Bilim insanları dünya genelindeki beklenen yaşam süresinin, 2022’yle 2050 arasında 5 yıl artabileceğini tespit etti.
Kadınların beklenen yaşam süresinin 76,2 yıldan 80,5 yıla, erkeklerin ise 71,1’den 76’ya çıkacağı tahmin ediliyor. Cinsiyetten bağımsız tahminlere göre ise bu süre zarfında 4,5 yıllık bir artış yaşanarak 73,6’dan 78,1 yıla çıkacak.
Yeni araştırma, 204 ülkedeki risk faktörlerini inceleyerek 2021 Küresel Hastalık Yükü Çalışması’nın bulgularına dayanıyor. Bu çalışmaya göre, en yüksek artışın beklenen yaşam süresinin en düşük olduğu yerlerde gözlemleneceği öne sürülüyor. Bu durum, ülkeler arasındaki beklenen yaşam süresi farkının azalacağı anlamına geliyor.
The Lancet’ta yayımlanan araştırmanın yazarlarından Dr. Chris Murray, “Beklenen yaşam süresindeki genel artışa ek olarak beklenen yaşam süresi eşitsizliğinin coğrafyalar arasında azalacağını tespit ettik” dedi. Bu, en yüksek ve en düşük gelirli bölgeler arasındaki sağlık eşitsizliklerinin devam ettiği ancak aradaki farkın kapanmakta olduğunu gösteriyor. En büyük artışsa Sahra Altı Afrika’da bekleniyor.

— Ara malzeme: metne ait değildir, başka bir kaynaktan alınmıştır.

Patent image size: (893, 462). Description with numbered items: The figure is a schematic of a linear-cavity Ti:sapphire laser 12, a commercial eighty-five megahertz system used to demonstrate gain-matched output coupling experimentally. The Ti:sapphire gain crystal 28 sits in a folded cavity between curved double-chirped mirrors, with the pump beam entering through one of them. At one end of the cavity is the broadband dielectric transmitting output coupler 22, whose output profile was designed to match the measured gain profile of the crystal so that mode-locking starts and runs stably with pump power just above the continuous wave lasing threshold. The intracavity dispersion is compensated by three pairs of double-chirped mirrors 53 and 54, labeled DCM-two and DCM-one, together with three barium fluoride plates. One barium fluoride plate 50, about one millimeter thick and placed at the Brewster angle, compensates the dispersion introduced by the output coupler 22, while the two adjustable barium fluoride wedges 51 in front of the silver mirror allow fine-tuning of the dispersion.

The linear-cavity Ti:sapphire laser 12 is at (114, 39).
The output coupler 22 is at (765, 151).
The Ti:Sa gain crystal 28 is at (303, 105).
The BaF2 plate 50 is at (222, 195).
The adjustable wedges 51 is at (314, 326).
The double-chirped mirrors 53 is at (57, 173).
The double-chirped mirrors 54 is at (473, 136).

Bilim insanları, küresel çaptaki bu artışın büyük ölçüde kardiyovasküler hastalıklar, COVID-19 ve çeşitli bulaşıcı hastalıkları önleme ve etkisini azaltmaya yönelik halk sağlığı uygulamalarından kaynaklandığını belirtiyor. Bu, sağlık eşitsizliklerinin azalmasına ve daha sağlıklı bir dünya için önemli bir adımın atılmasına yönelik umut verici bir gelişme olarak değerlendiriliyor.